Anbar, which extends from the western outskirts of Baghdad to the borders of Jordan, Syria and Saudi Arabia, will be the 10th of Iraq's 18 provinces to return to Iraqi security control. The other nine provinces are dominated by Shiites or Kurds.

Although Anbar is far quieter than in previous years, the Karmah attack shows that extremists, including Al Qaeda in Iraq, remain a threat, albeit at a diminished level.

Also Friday, Iraq's Higher Judicial Council announced that a senior judge was assassinated by drive-by shooters while traveling in eastern Baghdad.

Judge Kamil al-Showaili was driving home Thursday when the attack occurred, the council said.

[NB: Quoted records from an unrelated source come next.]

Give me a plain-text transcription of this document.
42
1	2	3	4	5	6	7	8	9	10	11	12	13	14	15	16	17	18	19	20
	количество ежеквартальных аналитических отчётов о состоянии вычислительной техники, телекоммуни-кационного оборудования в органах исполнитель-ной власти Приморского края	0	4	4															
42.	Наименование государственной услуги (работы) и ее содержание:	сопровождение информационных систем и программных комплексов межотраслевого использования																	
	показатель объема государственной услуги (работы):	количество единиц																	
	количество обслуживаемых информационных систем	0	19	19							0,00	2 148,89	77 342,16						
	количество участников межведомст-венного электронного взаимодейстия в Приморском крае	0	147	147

He was the head of one of Baghdad's two appeals courts.

To the south, Iraqi security forces said they arrested two municipal officials in Maysan province for allegedly "violating the law."

Iraqi forces have launched a crackdown in the province and its capital city of Amarah to rid the area of Shiite militias. Followers of anti-American cleric Muqtada al-Sadr claim the operation is aimed at weakening their movement before provincial elections expected this fall.

In Baghdad, Iraqi authorities also announced they have restored the bust of Abu Jaafar Al-Mansour, the 8th-century founder of city. Saddam Hussein had often compared himself to al-Mansour.

A blast damaged the monument in Baghdad's Mansour district in October 2005, a day before Saddam went on trial for killing Shiite Muslims in Dujail — a charge for which he was later hanged.

Many Sunnis believed Shiite extremists were responsible for damaging the monument.